Section of Oncology/BMT, Departments of Oncology and Pediatrics, Alberta Children's Hospital, University of Calgary, Calgary, Canada.
Department of Pediatrics, Alberta Children's Hospital, University of Calgary, Calgary, Canada.
Biol Blood Marrow Transplant. 2019 Jun;25(6):1179-1186. doi: 10.1016/j.bbmt.2019.02.011. Epub 2019 Feb 14.

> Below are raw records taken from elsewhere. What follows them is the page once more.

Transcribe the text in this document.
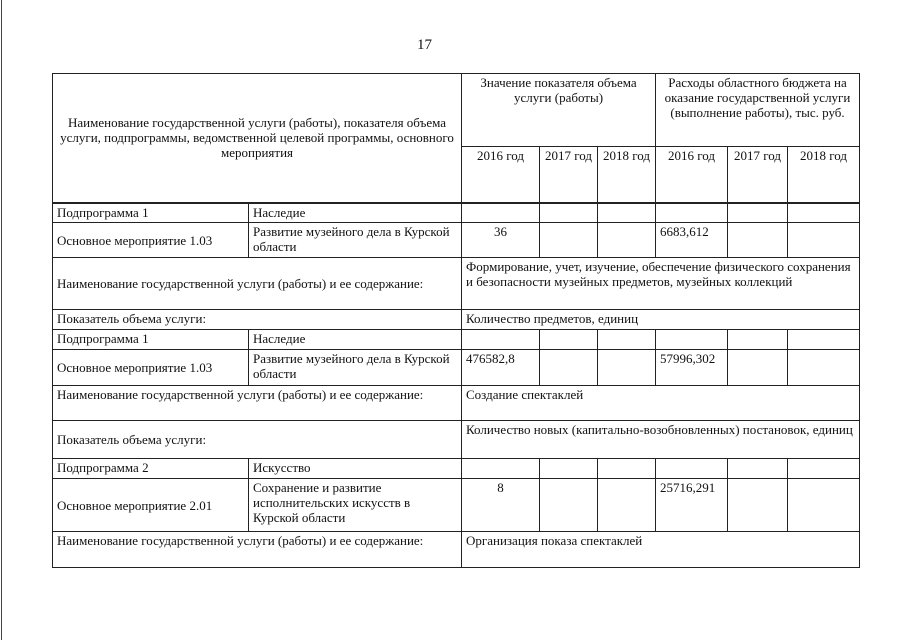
17
Наименование государственной услуги (работы), показателя объема услуги, подпрограммы, ведомственной целевой программы, основного мероприятия		Значение показателя объема услуги (работы)			Расходы областного бюджета на оказание государственной услуги (выполнение работы), тыс. руб.		
		2016 год	2017 год	2018 год	2016 год	2017 год	2018 год
Подпрограмма 1	Наследие						
Основное мероприятие 1.03	Развитие музейного дела в Курской области	36			6683,612		
Наименование государственной услуги (работы) и ее содержание:		Формирование, учет, изучение, обеспечение физического сохранения и безопасности музейных предметов, музейных коллекций					
Показатель объема услуги:		Количество предметов, единиц					
Подпрограмма 1	Наследие						
Основное мероприятие 1.03	Развитие музейного дела в Курской области	476582,8			57996,302		
Наименование государственной услуги (работы) и ее содержание:		Создание спектаклей					
Показатель объема услуги:		Количество новых (капитально-возобновленных) постановок, единиц					
Подпрограмма 2	Искусство						
Основное мероприятие 2.01	Сохранение и развитие исполнительских искусств в Курской области	8			25716,291		
Наименование государственной услуги (работы) и ее содержание:		Организация показа спектаклей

Sickle cell disease is a potentially debilitating hemoglobinopathy associated with early mortality. The only established curative therapy is hematopoietic cell transplantation (HCT) with a matched sibling donor. The National Institutes of Health nonmyeloablative regimen of alemtuzumab/300 cGy total body irradiation and prolonged sirolimus exposure for graft-versus-host disease (GVHD) prophylaxis was administered to 16 children and adolescents. Infused products were unmanipulated granulocyte colony stimulating factor mobilized peripheral blood stem cells. All patients achieved mixed donor-recipient engraftment with no cases of secondary graft failure to date. Two patients have donor myeloid chimerism in the range of 30% to 40%. No sickling crises post-HCT have been observed. Event-free and overall survival rates are 100% with median follow-up of 19.5 months. No cases of GVHD have been observed. Sirolimus weaning was possible in all but one eligible patient to date. Ongoing follow-up and a larger prospective clinical trial are required to determine the long-term safety and efficacy of this regimen in children.
镰状细胞病是一种潜在使人虚弱的血红蛋白病,与早期死亡相关。唯一确立的治愈疗法是异基因造血细胞移植(HCT),采用匹配的同胞供体。16 名儿童和青少年接受了美国国立卫生研究院的非清髓性阿仑单抗/300cGy 全身照射和延长西罗莫司暴露的方案,用于移植物抗宿主病(GVHD)预防。输注的产品是未经处理的粒细胞集落刺激因子动员的外周血干细胞。所有患者均实现了混合供体-受者嵌合,迄今为止没有发生二次移植物衰竭的情况。两名患者的供体髓样嵌合率在 30%至 40%之间。移植后未观察到镰状细胞危象。无事件生存率和总生存率均为 100%,中位随访时间为 19.5 个月。未观察到 GVHD 病例。迄今为止,除了一名符合条件的患者外,所有患者均成功停用西罗莫司。需要进行持续随访和更大的前瞻性临床试验,以确定该方案在儿童中的长期安全性和疗效。